Malgré tout cet attirail sur scène, le concert reste mené par un seul homme face à quelques milliers de personnes. La mise en scène comble un petit peu le vide, et -M- a encore une fois fourni un accessoire à tous les membres du public, cette fois une paire de lunettes en forme de M, avec des verres adaptés à la 3D. Le relief est utilisé à deux reprises pendant le concert, mais la technologie rudimentaire — un verre bleu et un rouge — ne fonctionne pas très bien, surtout si l’on est décentré par rapport à la scène. À dire vrai, c’est surtout une idée géniale pour faire parler du concert, puisque toute la salle multiplie les selfies en portant les lunettes. Et à dire vrai aussi, la mise en scène souvent sophistiquée, avec des jeux de caméras et les M qui se multiplient s’efface souvent devant l’artiste seul et ses morceaux. -M- n’a jamais peur d’apparaître seul avec ses instruments, sur la scène et même au beau milieu du public. Le temps de quelques morceaux, il se retrouve ainsi sur un piano au centre de la fosse, à chanter ses morceaux avec une proximité rare à son niveau. Plus tard, il traverse la fosse avec sa guitare et monte même dans les gradins, il s’assied à côté d’une mamie, puis laisse un gamin jouer quelques accords avec le guitare. La magie opère à plein, si bien que l’on oublie les expérimentations scéniques et les machines étranges, il ne reste bien vite que la musique et les participations de plus en plus enthousiastes du public. On commence avec la pluie simulée par toute la salle et comme à la grande époque, le concert finit en une boîte de nuit géante avec « Machistador ». Cet autre classique indémodable finit de lever et inciter tout le monde dans Brest Arena à danser, y compris sur scène pour certains.
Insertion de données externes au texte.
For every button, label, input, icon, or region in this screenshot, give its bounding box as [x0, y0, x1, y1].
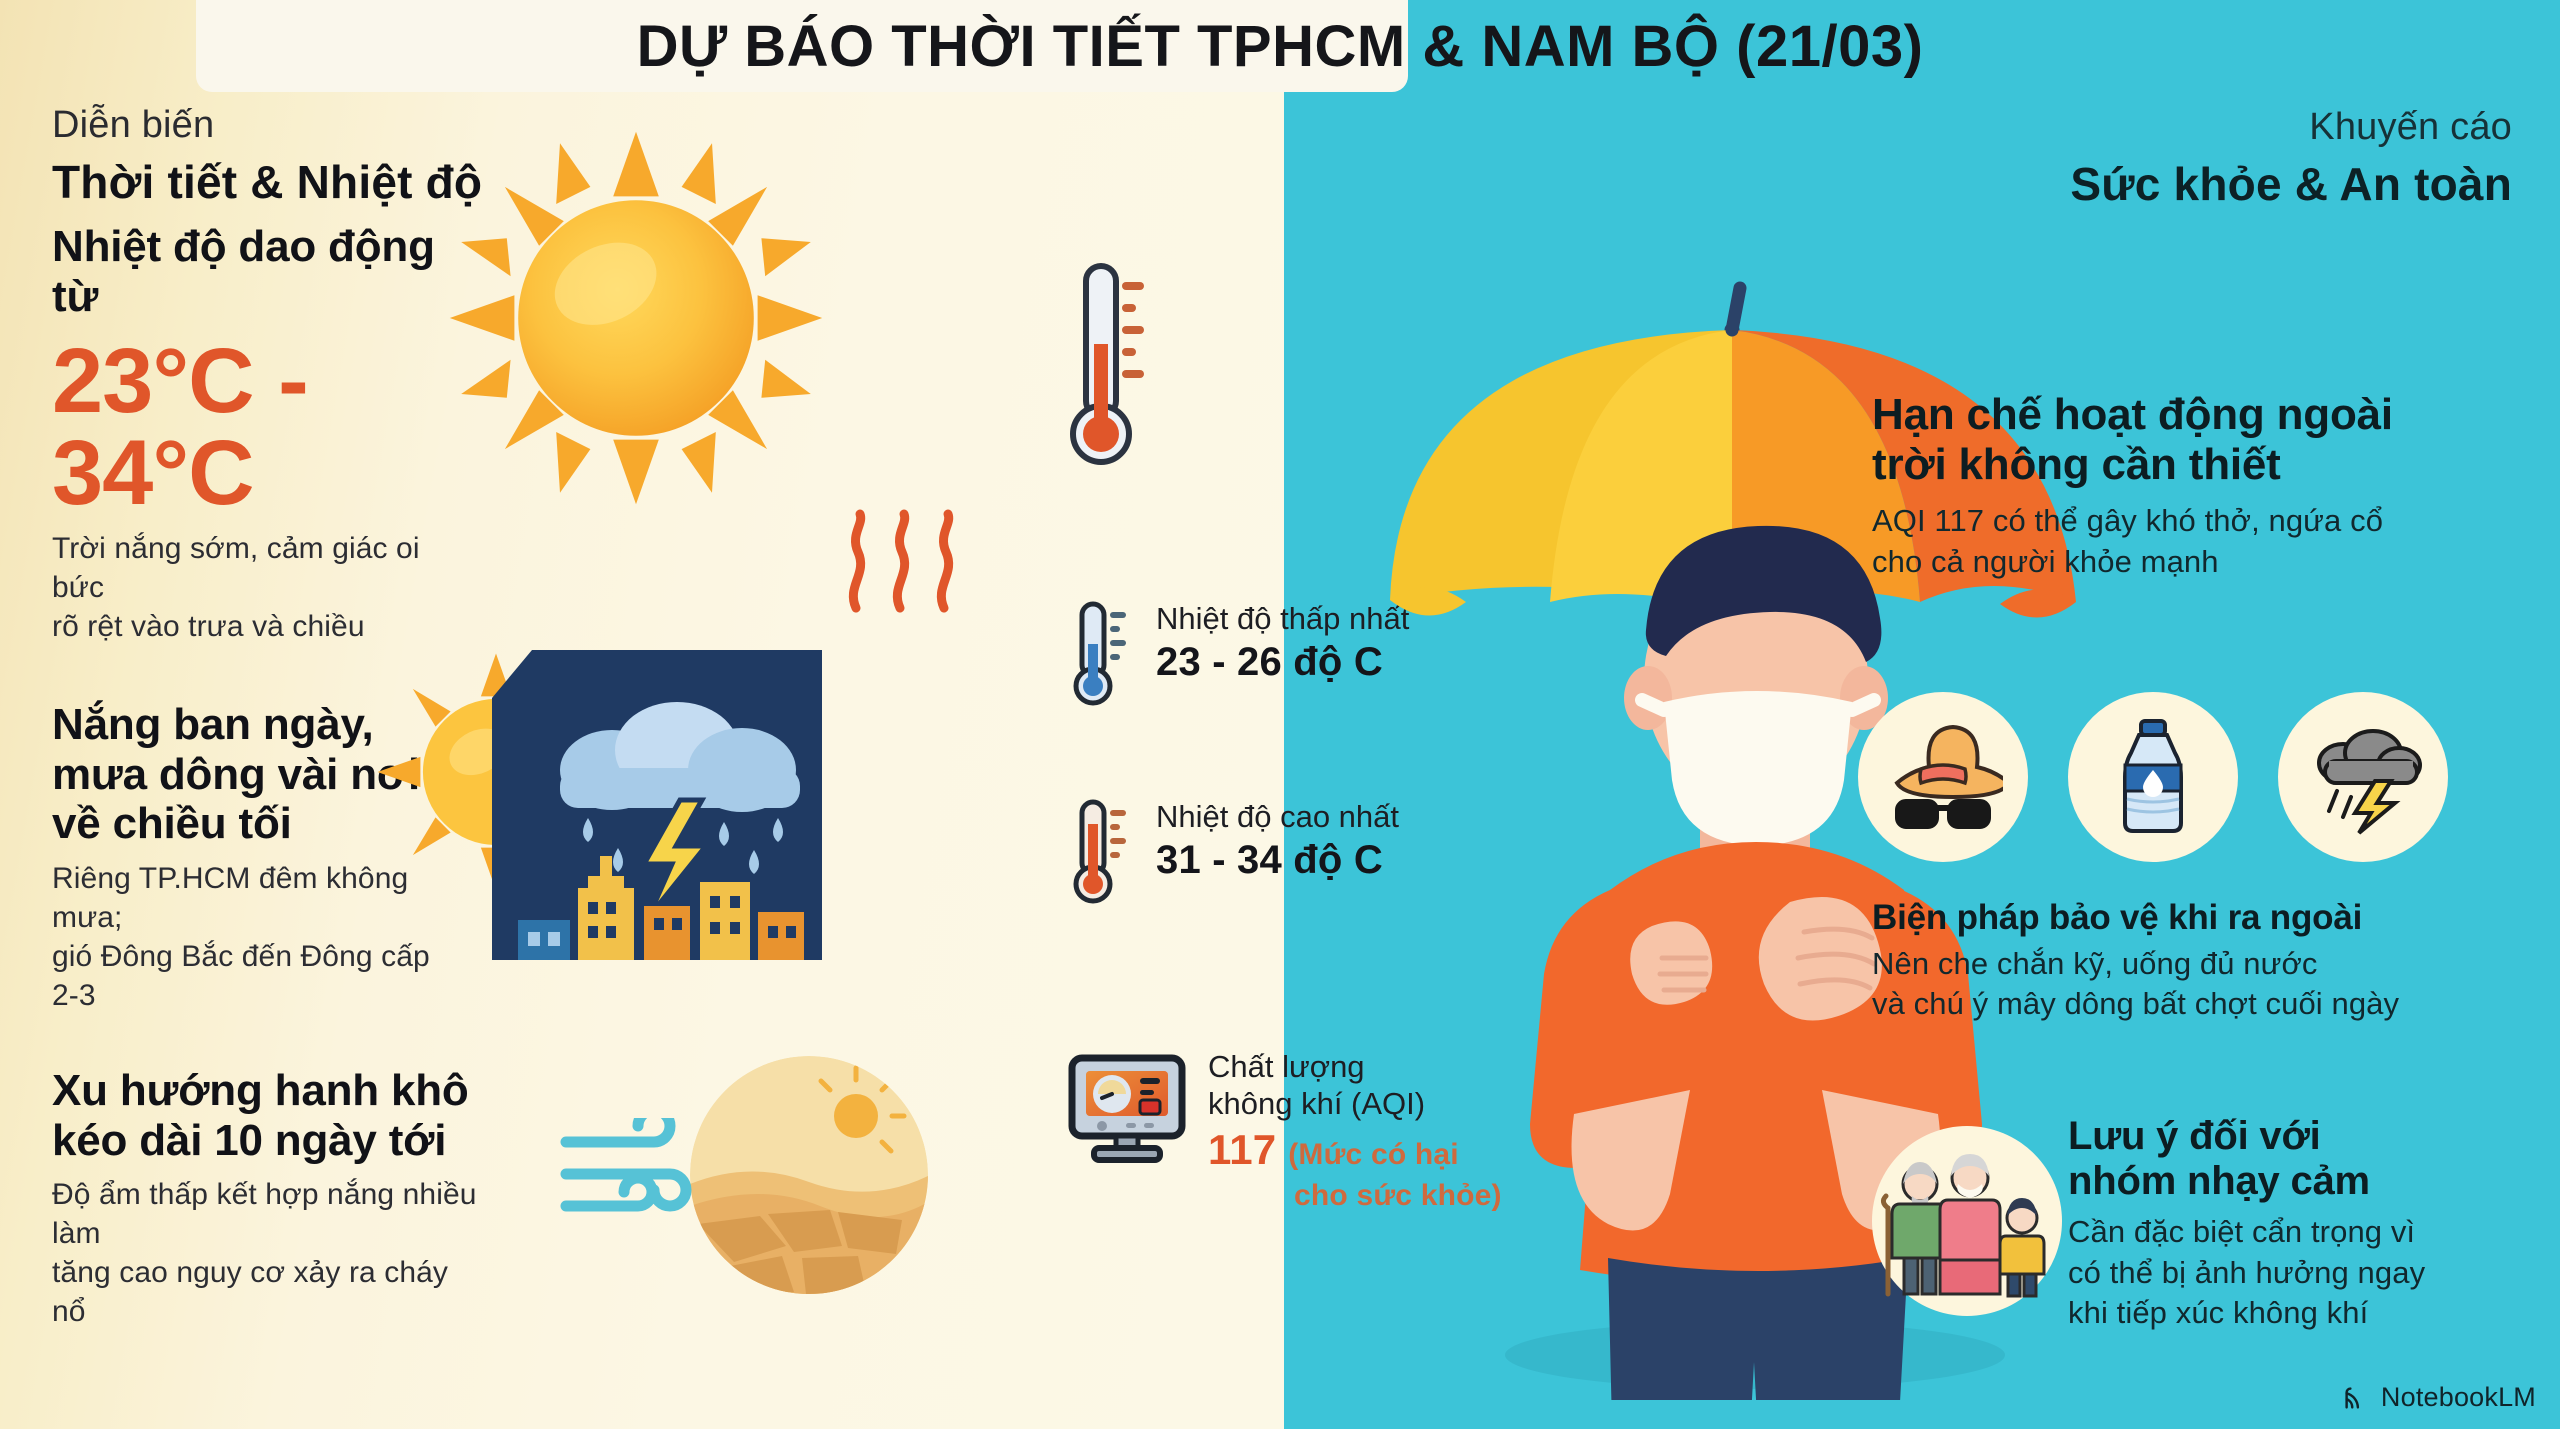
aqi-value: 117 [1208, 1126, 1277, 1174]
temperature-sub-line-1: Trời nắng sớm, cảm giác oi bức [52, 532, 420, 605]
thermometer-large-icon [1070, 258, 1146, 478]
stat-min-temperature: Nhiệt độ thấp nhất 23 - 26 độ C [1072, 600, 1409, 708]
temperature-block-title: Nhiệt độ dao động từ [52, 222, 435, 321]
limit-outdoor-sub: AQI 117 có thể gây khó thở, ngứa cổ cho … [1872, 501, 2532, 582]
temperature-sub-line-2: rõ rệt vào trưa và chiều [52, 610, 365, 644]
sensitive-sub-line-3: khi tiếp xúc không khí [2068, 1294, 2369, 1330]
thermometer-cold-icon [1072, 600, 1134, 708]
rain-sub-line-1: Riêng TP.HCM đêm không mưa; [52, 862, 409, 935]
protection-title: Biện pháp bảo vệ khi ra ngoài [1872, 898, 2363, 937]
rain-block-sub: Riêng TP.HCM đêm không mưa; gió Đông Bắc… [52, 859, 452, 1015]
wind-gust-icon [558, 1104, 708, 1228]
protection-sub-line-2: và chú ý mây dông bất chợt cuối ngày [1872, 986, 2400, 1022]
stat-min-label: Nhiệt độ thấp nhất [1156, 601, 1410, 636]
right-block-sensitive-group: Lưu ý đối với nhóm nhạy cảm Cần đặc biệt… [2068, 1114, 2558, 1333]
heat-wave-icon [838, 508, 968, 618]
water-bottle-icon [2093, 715, 2213, 840]
stat-min-value: 23 - 26 độ C [1156, 640, 1383, 685]
title-plate [196, 0, 1408, 92]
right-heading: Sức khỏe & An toàn [2070, 158, 2512, 210]
dry-trend-sub: Độ ẩm thấp kết hợp nắng nhiều làm tăng c… [52, 1175, 482, 1331]
rain-title-line-3: về chiều tối [52, 799, 292, 849]
rain-title-line-2: mưa dông vài nơi [52, 749, 420, 799]
stat-max-label: Nhiệt độ cao nhất [1156, 799, 1400, 834]
sensitive-title-line-2: nhóm nhạy cảm [2068, 1159, 2370, 1204]
stat-max-value: 31 - 34 độ C [1156, 838, 1383, 883]
left-block-rain: Nắng ban ngày, mưa dông vài nơi về chiều… [52, 700, 452, 1015]
limit-outdoor-title: Hạn chế hoạt động ngoài trời không cần t… [1872, 390, 2532, 489]
right-eyebrow: Khuyến cáo [2309, 106, 2512, 148]
aqi-label-line-1: Chất lượng [1208, 1049, 1365, 1084]
thunderstorm-cloud-icon [2303, 715, 2423, 840]
rain-title-line-1: Nắng ban ngày, [52, 700, 374, 749]
limit-outdoor-sub-line-2: cho cả người khỏe mạnh [1872, 543, 2219, 579]
aqi-note-line-2: cho sức khỏe) [1294, 1178, 1502, 1212]
dry-trend-title: Xu hướng hanh khô kéo dài 10 ngày tới [52, 1066, 482, 1165]
left-eyebrow: Diễn biến [52, 104, 215, 146]
sun-icon [446, 128, 826, 508]
stat-air-quality: Chất lượng không khí (AQI) 117 (Mức có h… [1068, 1048, 1502, 1214]
man-with-mask-holding-umbrella-icon [1360, 210, 2110, 1429]
limit-outdoor-title-line-2: trời không cần thiết [1872, 439, 2281, 489]
notebooklm-logo-icon [2341, 1383, 2371, 1413]
badge-sensitive-group [1872, 1126, 2062, 1316]
page-title: Dự báo thời tiết TPHCM & Nam Bộ (21/03) [636, 13, 1924, 79]
left-block-dry-trend: Xu hướng hanh khô kéo dài 10 ngày tới Độ… [52, 1066, 482, 1331]
sunhat-sunglasses-icon [1883, 715, 2012, 840]
badge-water-bottle [2068, 692, 2238, 862]
aqi-label-line-2: không khí (AQI) [1208, 1086, 1426, 1122]
rain-sub-line-2: gió Đông Bắc đến Đông cấp 2-3 [52, 940, 430, 1013]
right-block-limit-outdoor: Hạn chế hoạt động ngoài trời không cần t… [1872, 390, 2532, 582]
limit-outdoor-title-line-1: Hạn chế hoạt động ngoài [1872, 390, 2393, 439]
thermometer-hot-icon [1072, 798, 1134, 906]
sensitive-title: Lưu ý đối với nhóm nhạy cảm [2068, 1114, 2558, 1204]
sensitive-title-line-1: Lưu ý đối với [2068, 1114, 2321, 1158]
badge-sunhat [1858, 692, 2028, 862]
dry-title-line-1: Xu hướng hanh khô [52, 1066, 469, 1115]
left-block-temperature: Nhiệt độ dao động từ 23°C - 34°C Trời nắ… [52, 222, 472, 646]
temperature-block-sub: Trời nắng sớm, cảm giác oi bức rõ rệt và… [52, 529, 472, 646]
sensitive-sub-line-2: có thể bị ảnh hưởng ngay [2068, 1254, 2426, 1290]
stat-max-temperature: Nhiệt độ cao nhất 31 - 34 độ C [1072, 798, 1399, 906]
dry-title-line-2: kéo dài 10 ngày tới [52, 1115, 447, 1165]
city-rain-thunder-icon [492, 650, 822, 960]
right-column-header: Khuyến cáo Sức khỏe & An toàn [2070, 106, 2512, 211]
dry-sub-line-1: Độ ẩm thấp kết hợp nắng nhiều làm [52, 1178, 477, 1251]
temperature-range-value: 23°C - 34°C [52, 330, 309, 525]
cracked-dry-earth-icon [690, 1056, 928, 1294]
left-column-header: Diễn biến Thời tiết & Nhiệt độ [52, 104, 482, 209]
sensitive-sub: Cần đặc biệt cẩn trọng vì có thể bị ảnh … [2068, 1212, 2558, 1333]
rain-block-title: Nắng ban ngày, mưa dông vài nơi về chiều… [52, 700, 452, 849]
air-quality-monitor-icon [1068, 1054, 1186, 1171]
watermark-label: NotebookLM [2380, 1382, 2536, 1412]
protection-sub-line-1: Nên che chắn kỹ, uống đủ nước [1872, 946, 2318, 981]
aqi-value-row: 117 (Mức có hại [1208, 1124, 1502, 1177]
badge-thunderstorm [2278, 692, 2448, 862]
limit-outdoor-sub-line-1: AQI 117 có thể gây khó thở, ngứa cổ [1872, 503, 2384, 539]
protection-sub: Nên che chắn kỹ, uống đủ nước và chú ý m… [1872, 944, 2560, 1025]
sensitive-sub-line-1: Cần đặc biệt cẩn trọng vì [2068, 1214, 2416, 1250]
aqi-note-line-1: (Mức có hại [1288, 1138, 1459, 1172]
right-block-protection: Biện pháp bảo vệ khi ra ngoài Nên che ch… [1872, 898, 2560, 1025]
dry-sub-line-2: tăng cao nguy cơ xảy ra cháy nổ [52, 1256, 449, 1329]
watermark: NotebookLM [2341, 1382, 2536, 1413]
elderly-and-child-icon [1872, 1126, 2062, 1321]
left-heading: Thời tiết & Nhiệt độ [52, 156, 483, 208]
Qui d’autre que -M- pourrait faire danser une salle entière en étant seul sur scène, accompagné d’une guitare et de quelques samplers ? Plus de vingt ans après son premier album, Matthieu Chedid se dévoile toujours autant sur scène et alors même qu’il s’approche doucement de la cinquantaine, il n’a pas perdu de sa fougue et son bonheur en concert est manifeste. Même si sa complicité avec Vincent Ségal et Cyril Atef des premières tournées peut manquer, ce nouveau spectacle est bien la preuve qu’il n’a besoin de personne pour interpréter ses morceaux et inciter toute une salle à les chanter avec lui. C’est une cure de bonne humeur et on ressort de concert après plus de trois heures le sourire aux lèvres.